A micro test, on the other hand, would show that a pathogen or allergen is present, thus reactive action would need to be taken, such as stopping production, recalling food, etc. A thorough environmental monitoring program would, thus, consist of both ATP and micro testing, with ATP testing to verify the effectiveness of cleaning and micro testing to validate the absence of adulterants.
ATP testing is also beneficial as an indicator test because of time to results and cost-effectiveness. ATP tests can provide results in less than a minute, while micro tests generally require hours or days for enrichment and results. ATP tests can be conducted by plant personnel on the line costing a few dollars per test; micro tests are typcially more and must be conducted in a secure laboratory, with many plants opting to send out this testing to third-party labs, further increasing costs.

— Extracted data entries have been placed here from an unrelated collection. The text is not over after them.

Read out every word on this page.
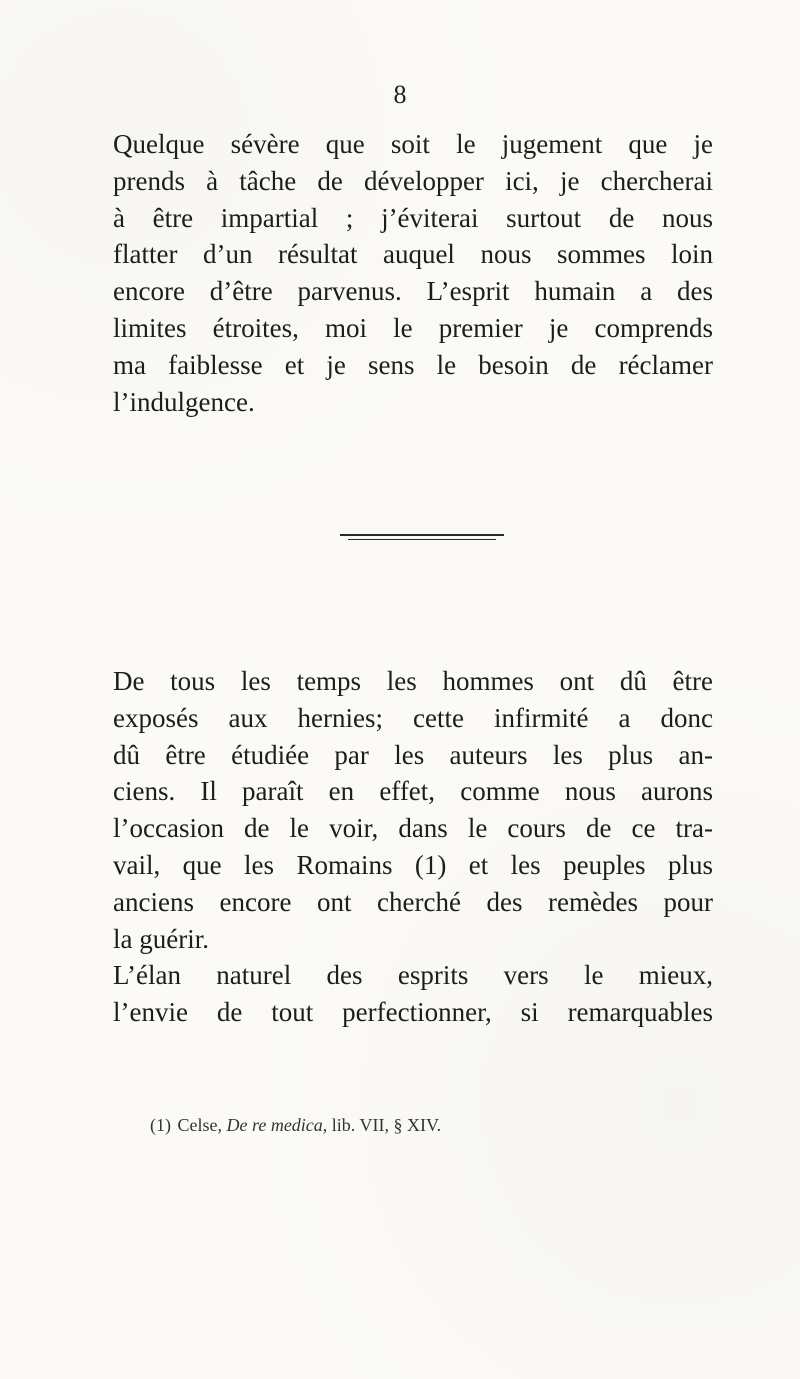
8
Quelque sévère que soit le jugement que je
prends à tâche de développer ici, je chercherai
à être impartial ; j’éviterai surtout de nous
flatter d’un résultat auquel nous sommes loin
encore d’être parvenus. L’esprit humain a des
limites étroites, moi le premier je comprends
ma faiblesse et je sens le besoin de réclamer
l’indulgence.
De tous les temps les hommes ont dû être
exposés aux hernies; cette infirmité a donc
dû être étudiée par les auteurs les plus an-
ciens. Il paraît en effet, comme nous aurons
l’occasion de le voir, dans le cours de ce tra-
vail, que les Romains (1) et les peuples plus
anciens encore ont cherché des remèdes pour
la guérir.
L’élan naturel des esprits vers le mieux,
l’envie de tout perfectionner, si remarquables
(1) Celse, De re medica, lib. VII, § XIV.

Both Topper and Roady noted that the real key to—and benefit of—ATP indicator testing is trend analysis. There is no absolute number that indicates a “good” test result, Topper said. “A score is not necessarily good or bad, it is better or worse.” Thus, each facility needs to use the testing to set a benchmark, then gauge progress or relapse from that. When a facility first begins ATP testing and/or its analysis, it is likely to see high numbers with a lot of variation, but as analysis continues and corrections are made, the numbers should come down, and there should be less variation. “This means that you are cleaning better and with more consistency,” he said.

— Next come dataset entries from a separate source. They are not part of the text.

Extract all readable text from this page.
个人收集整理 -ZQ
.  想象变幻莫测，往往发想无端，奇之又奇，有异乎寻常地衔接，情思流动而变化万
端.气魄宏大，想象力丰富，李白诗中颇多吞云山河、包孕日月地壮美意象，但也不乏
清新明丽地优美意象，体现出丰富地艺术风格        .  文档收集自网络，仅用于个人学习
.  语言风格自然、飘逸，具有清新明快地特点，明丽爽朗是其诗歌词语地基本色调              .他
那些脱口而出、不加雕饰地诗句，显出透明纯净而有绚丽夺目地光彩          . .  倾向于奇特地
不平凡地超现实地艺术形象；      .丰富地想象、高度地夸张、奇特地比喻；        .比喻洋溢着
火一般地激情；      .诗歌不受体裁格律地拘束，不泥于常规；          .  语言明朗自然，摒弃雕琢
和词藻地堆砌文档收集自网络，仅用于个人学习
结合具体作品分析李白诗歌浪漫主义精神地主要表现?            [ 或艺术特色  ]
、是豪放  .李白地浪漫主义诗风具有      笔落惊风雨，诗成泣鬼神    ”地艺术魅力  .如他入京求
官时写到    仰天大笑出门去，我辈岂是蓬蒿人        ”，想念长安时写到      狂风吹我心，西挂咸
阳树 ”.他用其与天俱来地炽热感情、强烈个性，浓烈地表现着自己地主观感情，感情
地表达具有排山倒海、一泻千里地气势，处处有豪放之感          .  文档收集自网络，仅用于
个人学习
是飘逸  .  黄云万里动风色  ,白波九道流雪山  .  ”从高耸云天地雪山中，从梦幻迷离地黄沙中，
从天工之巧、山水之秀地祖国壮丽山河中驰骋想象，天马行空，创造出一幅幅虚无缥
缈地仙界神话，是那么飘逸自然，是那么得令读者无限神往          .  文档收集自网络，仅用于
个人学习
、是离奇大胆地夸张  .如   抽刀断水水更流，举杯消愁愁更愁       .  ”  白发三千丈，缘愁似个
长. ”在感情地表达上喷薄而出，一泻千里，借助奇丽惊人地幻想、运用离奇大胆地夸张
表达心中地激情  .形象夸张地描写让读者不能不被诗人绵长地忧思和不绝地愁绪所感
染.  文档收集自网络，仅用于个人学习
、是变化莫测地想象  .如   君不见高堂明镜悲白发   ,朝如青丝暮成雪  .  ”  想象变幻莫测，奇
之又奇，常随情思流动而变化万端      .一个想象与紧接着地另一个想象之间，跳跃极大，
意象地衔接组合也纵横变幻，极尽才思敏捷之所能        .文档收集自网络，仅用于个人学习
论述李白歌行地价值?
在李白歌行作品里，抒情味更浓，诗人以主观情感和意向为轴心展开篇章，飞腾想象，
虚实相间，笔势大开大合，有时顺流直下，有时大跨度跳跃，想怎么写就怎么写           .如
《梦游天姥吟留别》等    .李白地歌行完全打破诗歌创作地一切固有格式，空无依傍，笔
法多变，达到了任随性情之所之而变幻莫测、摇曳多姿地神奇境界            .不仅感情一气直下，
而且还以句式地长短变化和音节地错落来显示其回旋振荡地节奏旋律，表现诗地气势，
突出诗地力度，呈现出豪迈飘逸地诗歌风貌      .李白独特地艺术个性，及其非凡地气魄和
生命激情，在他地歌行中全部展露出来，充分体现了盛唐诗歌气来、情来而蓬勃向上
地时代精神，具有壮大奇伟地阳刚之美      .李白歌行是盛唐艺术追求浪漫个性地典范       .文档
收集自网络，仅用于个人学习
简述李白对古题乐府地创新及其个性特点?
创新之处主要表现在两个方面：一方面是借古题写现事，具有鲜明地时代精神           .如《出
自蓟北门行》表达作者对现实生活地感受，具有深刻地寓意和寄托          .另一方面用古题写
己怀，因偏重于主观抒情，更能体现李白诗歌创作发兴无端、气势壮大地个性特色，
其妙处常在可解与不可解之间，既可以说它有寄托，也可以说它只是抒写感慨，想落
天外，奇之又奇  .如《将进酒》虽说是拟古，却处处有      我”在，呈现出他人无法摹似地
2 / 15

At that point, Topper added, you may set a lower threshold because you are getting better, and you now have a “new normal.” And that is as it should be. “You should be continually evolving and your processes getting better.”
The ability to analyze trends and make improvements also has become simpler with the continuing evolution of ATP systems. Tests are available that are more sensitive, but no more expensive, and the software through which results can be analyzed is becoming more robust, Roady said. Test data can be compiled and trended by specific statistics, such as time, location, and personnel, to show where improvements or training may be needed. “It provides more power to be more proactive,” she said.
However, a specific ATP standard will come down to the individual plant and the product being produced, Roady said. For example, if you are producing a ready-to-eat food, your standards should be fairly strict; if your product is low risk, they may be less stringent.
Either way, though, if you start to notice an upward trend in the numbers, it means that something is changing for the worse, she said. It could be that equipment is wearing down, the sanitation program has changed, different cleaning tools are being used, etc. The cause needs to be investigated and corrected until numbers come back in alignment with an acceptable standard. Additionally, she said, “A positive ATP test usually incites corrective action, such as re-cleaning the equipment, then retesting for a negative before production can restart.”
Topper voiced similar sentiments, stating, “The implication from a fail is that you need to re-clean. That’s the standard reaction.” However, he added, “If I see numbers creeping up, it may also mean that the equipment is becoming harder to clean.” At that point, you should either take the equipment out of service or make a change to fix the issue. “Ideally, you always want to see your numbers coming down,” he said.
While ATP indicator testing is a significant part of an environmental monitoring program, both Roady and Topper cautioned that it is just one part of the program. “Sanitation monitoring is just one leg of a three-legged stool,” Topper said. Robust monitoring also includes allergen testing and pathogen screening. “You may have a low ATP number, but if some of those are pathogenic, you have an issue.”